Books have been some of my closest friends and most influential mentors. My life has been changed more than a few times by a good book. Since I can remember, I’ve wanted to write a book. It was when I read Julia Cameron’s The Artist’s Way, that I felt I was ready to try. It has been a little over a year since reading her magical book, and I am in the midsts of writing mine.
While researching for the book, I discovered a word that embodied what books have been doing for me all my life, especially Cameron’s work; bibliotherapy. Wiki tells me it is the oldest library motto in history. It was etched above an Egyptian library during Ramses II’s reign. It means, “the house that heals the soul.” In modern times, it is the name given to the phenomenon that some self-help books can be as effective as a full course of psychotherapy or taking the most effective antidepressant drugs.

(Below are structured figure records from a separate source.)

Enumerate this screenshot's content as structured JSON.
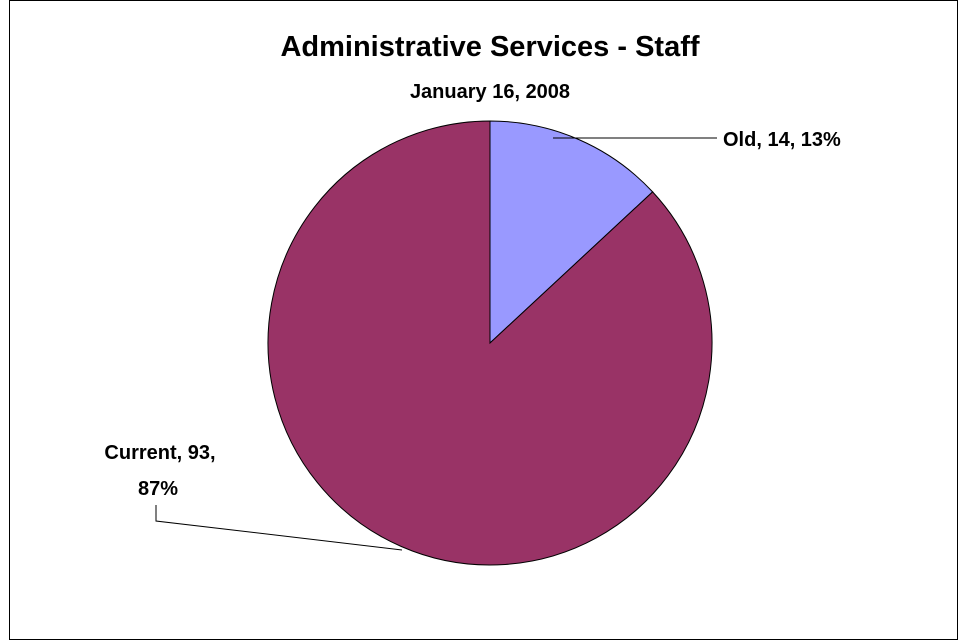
{
  "chart_data": {
    "type": "pie",
    "title": "Administrative Services - Staff",
    "subtitle": "January 16, 2008",
    "slices": [
      {
        "label": "Old",
        "value": 14,
        "percent": 13,
        "color": "#9999ff",
        "data_label": "Old, 14, 13%"
      },
      {
        "label": "Current",
        "value": 93,
        "percent": 87,
        "color": "#993366",
        "data_label_line1": "Current, 93,",
        "data_label_line2": "87%"
      }
    ]
  }
}
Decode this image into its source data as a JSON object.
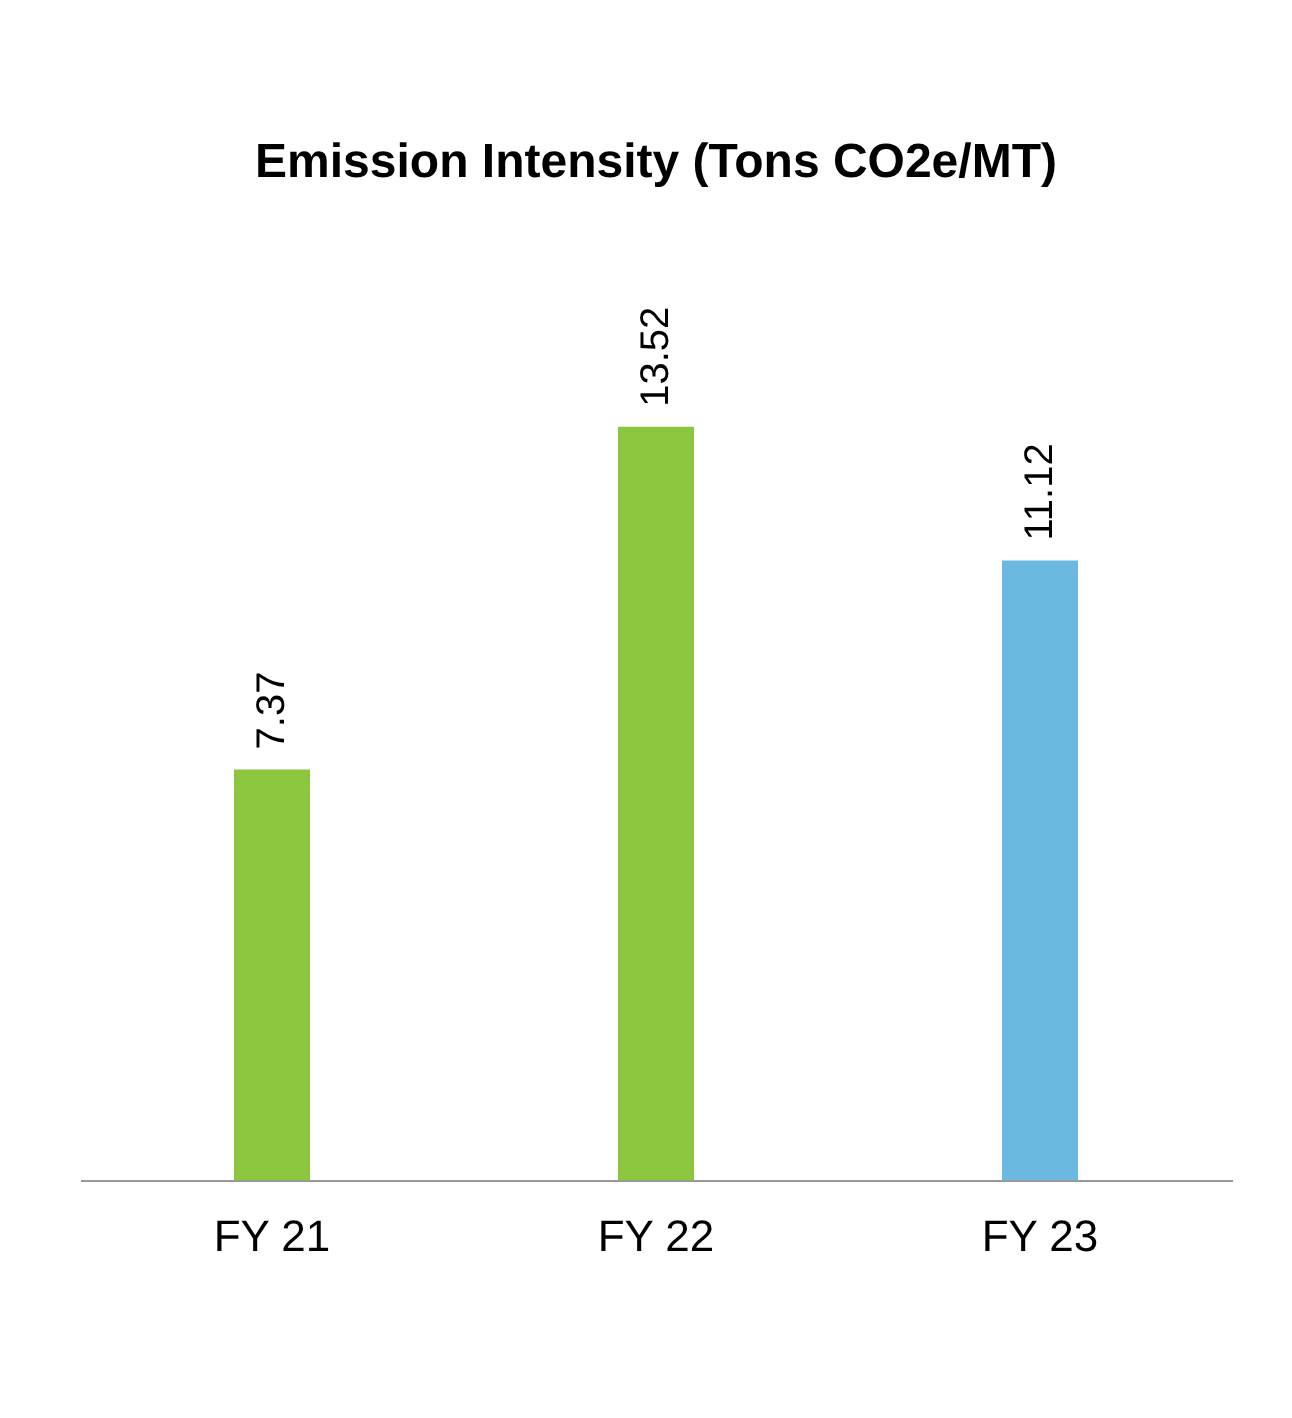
{
  "chart_data": {
    "type": "bar",
    "title": "Emission Intensity (Tons CO2e/MT)",
    "categories": [
      "FY 21",
      "FY 22",
      "FY 23"
    ],
    "values": [
      7.37,
      13.52,
      11.12
    ],
    "colors": [
      "#8cc63f",
      "#8cc63f",
      "#6bb8e0"
    ],
    "data_labels": true,
    "tick_labels": "x",
    "grid": false
  }
}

Dr. Forest Scogin of the University of Alabama has published 5 studies testing the effects of self-help books. These studies have been published in the peer-reviewed journals The Gerontologist and the Journal of Consulting and Clinical Psychology. He has concluded that a good self-help book (specifically Feeling Good by Dr. David Burns), can be as effective as a full course of psychotherapy or using the most effective drug.
Dr. Burns’s Feeling Good is a 600 page introduction to Cognitive Therapy. The book is easy to read and understand and is full of homework and techniques the reader can do that Burns has used in his clinical practice. His book is the most referred supplemental book therapists recommend their patients.
This is a huge deal to me. It is a proof of concept. If a book is created well enough, it can improve the life of the reader to the same degree as our most effective healing modalities. I take it as a personal goal to create a book that will be found effective in this bibliotherapy domain after being tested in scientifically rigorous experiments.
My Possible Contribution
David Burn’s Feeling Good has been found to be the most effective self-help book reviewed in these studies. I’ve read his book and it is a masterpiece, but I think it can be improved. Not the content, but the structure. I study habit psychology, and I know that his amazing ideas can be restructured in a way where more people who read it will do the exercises, and thus benefit from his wisdom. Cognitive Therapy is the philosopher’s stone in our depressed age. I want to apply modern habit psychology to help the average reader digest and integrate these teachings into their lives.